Technical director James Allison said the team aimed to address the “unacceptably large gap in our performance” last year, when Ferrari failed to win a race for the first time since 1993.
“We’ve tried to make sure the weaknesses we felt were particularly notable on the ’14 car were put right for the 15 car,” he said.
Allison said the team have made major gains with the packaging of the car at the rear. The back of the car is something that is noticeably different from the 2014 car where we have been successful in pulling the bodywork much tighter to everything underneath the skin,” he explained.

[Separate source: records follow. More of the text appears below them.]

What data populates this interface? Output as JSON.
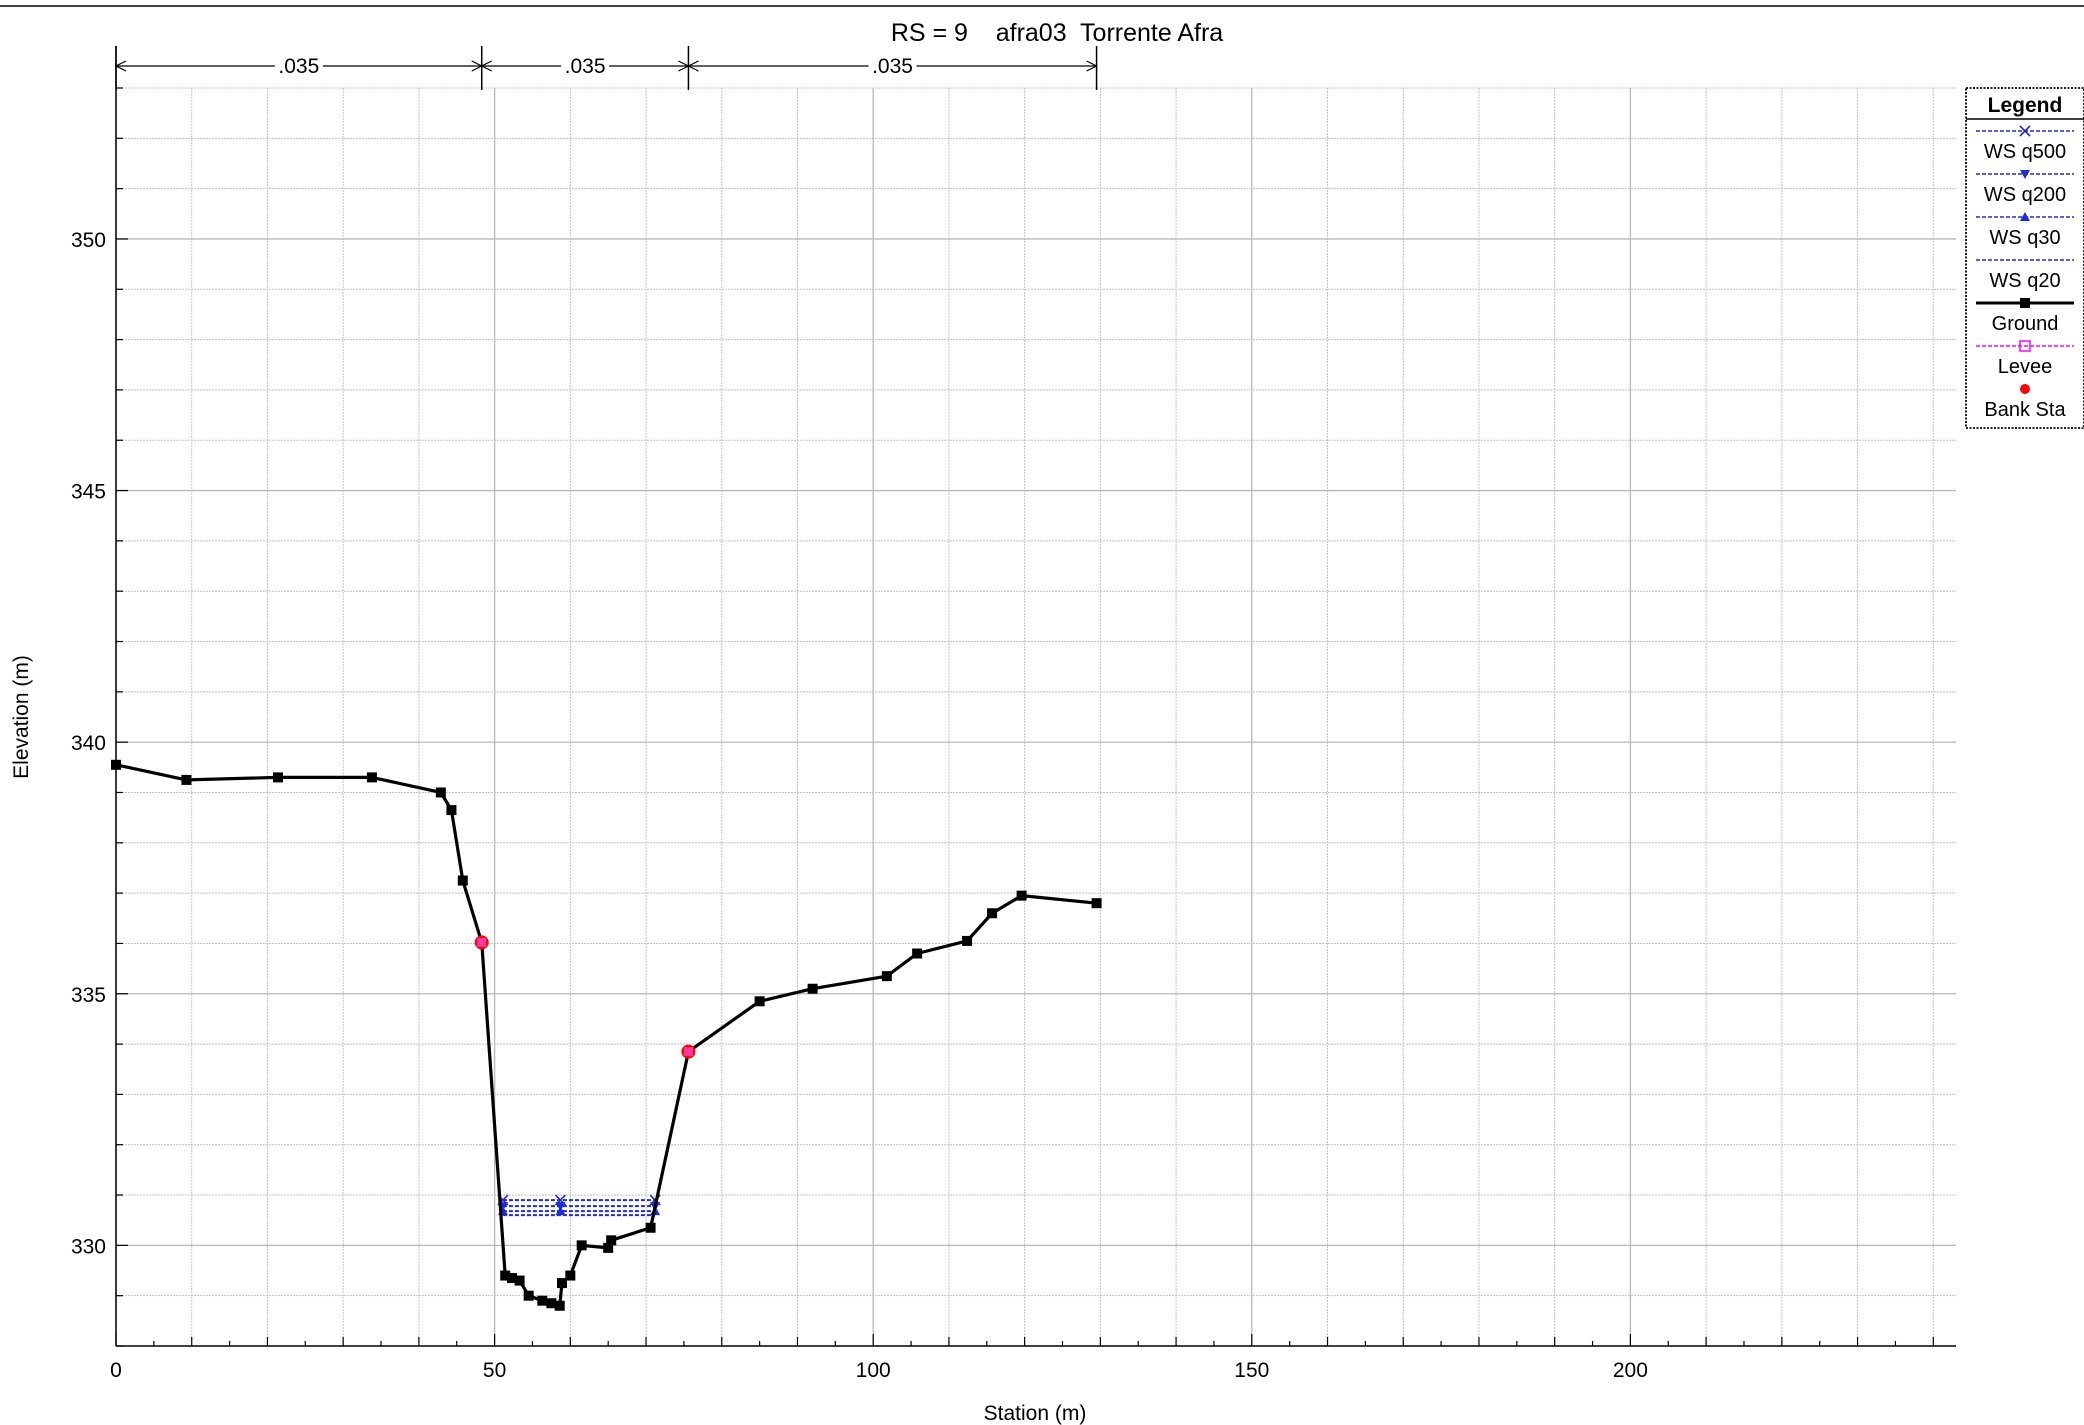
{
  "chart_data": {
    "type": "line",
    "title": "RS = 9    afra03  Torrente Afra",
    "xlabel": "Station (m)",
    "ylabel": "Elevation (m)",
    "xlim": [
      0,
      243
    ],
    "ylim": [
      328,
      353
    ],
    "x_ticks": [
      0,
      50,
      100,
      150,
      200
    ],
    "y_ticks": [
      330,
      335,
      340,
      345,
      350
    ],
    "grid": true,
    "legend_position": "top-right",
    "legend_title": "Legend",
    "colors": {
      "ws": "#1f2bd6",
      "ground": "#000000",
      "levee": "#ff00ff",
      "bank": "#ff0000"
    },
    "mannings_n": {
      "boundaries": [
        0,
        48.3,
        75.6,
        129.5
      ],
      "values": [
        ".035",
        ".035",
        ".035"
      ]
    },
    "ground": {
      "x": [
        0,
        9.3,
        21.4,
        33.8,
        42.9,
        44.3,
        45.8,
        48.3,
        51.4,
        52.3,
        53.3,
        54.5,
        56.3,
        57.5,
        58.6,
        58.9,
        60.0,
        61.5,
        65.0,
        65.4,
        70.6,
        75.6,
        85.0,
        92.0,
        101.8,
        105.8,
        112.4,
        115.7,
        119.6,
        129.5
      ],
      "y": [
        339.55,
        339.25,
        339.3,
        339.3,
        339.0,
        338.65,
        337.25,
        336.02,
        329.4,
        329.35,
        329.3,
        329.0,
        328.9,
        328.85,
        328.8,
        329.25,
        329.4,
        330.0,
        329.95,
        330.1,
        330.35,
        333.85,
        334.85,
        335.1,
        335.35,
        335.8,
        336.05,
        336.6,
        336.95,
        336.8
      ]
    },
    "series": [
      {
        "name": "WS q500",
        "marker": "x",
        "x": [
          51.1,
          58.7,
          71.2
        ],
        "y": [
          330.9,
          330.9,
          330.9
        ]
      },
      {
        "name": "WS q200",
        "marker": "triangle-down",
        "x": [
          51.1,
          58.7,
          71.2
        ],
        "y": [
          330.78,
          330.78,
          330.78
        ]
      },
      {
        "name": "WS q30",
        "marker": "triangle-up",
        "x": [
          51.1,
          58.7,
          71.2
        ],
        "y": [
          330.68,
          330.68,
          330.68
        ]
      },
      {
        "name": "WS q20",
        "marker": "none",
        "x": [
          51.1,
          58.7,
          71.2
        ],
        "y": [
          330.6,
          330.6,
          330.6
        ]
      },
      {
        "name": "Ground",
        "marker": "square-filled"
      },
      {
        "name": "Levee",
        "marker": "square-open"
      },
      {
        "name": "Bank Sta",
        "marker": "circle"
      }
    ],
    "bank_stations": [
      {
        "x": 48.3,
        "y": 336.02
      },
      {
        "x": 75.6,
        "y": 333.85
      }
    ]
  }
}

“That’s been done through a lot of work not just in the wind tunnel but also in the design heart of the company to try and find radiator designs that were fundamentally more efficient. So for every square centimetre of radiator we’re able to extract more cooling this year than last and therefore able to close the car down at the back significantly.”
“I think all the cars on the grid this year are going to be more appealing around the front,” said Allison, “because after after a few years of trying I think we’ve finally invented a regulation that gets what we wanted from a safety point of view but also doesn’t create the rather unappealing features of the last few years”.
“So I think everyone will look a lot prettier from the front and the 2015 Ferrari is, I think, nice in that regard.”
Ferrari has also chosen to retain its pull-rod suspension layout, which sets it apart from other teams. Allison explained how the team had taken the decision to keep it.
“Every year you set out which areas of the car you think you should put your effort into to try and improve them,” he said. “These are decisions that need to be taken quite carefully because when you make a choice of working on one part of the car, because you don’t have infinite resources, you’re effectively making a choice not to work on the other part of the car.
“So when you decide what to work on you have to pick quite carefully the things that you think are going to bring the maximum amount of return for your effort. And push-rod, poll-rod on the front, it has pros and cons either side.
“Pull-rod is probably harder to get light and stiff but it’s probably a bit easier to get an aerodynamic performance from it. So it’s swings and roundabouts. It was an area of the car that was something that wasn’t felt to be a problem on last year’s car and therefore not an area that really merited investment of effort in this time around on the SF-15T.”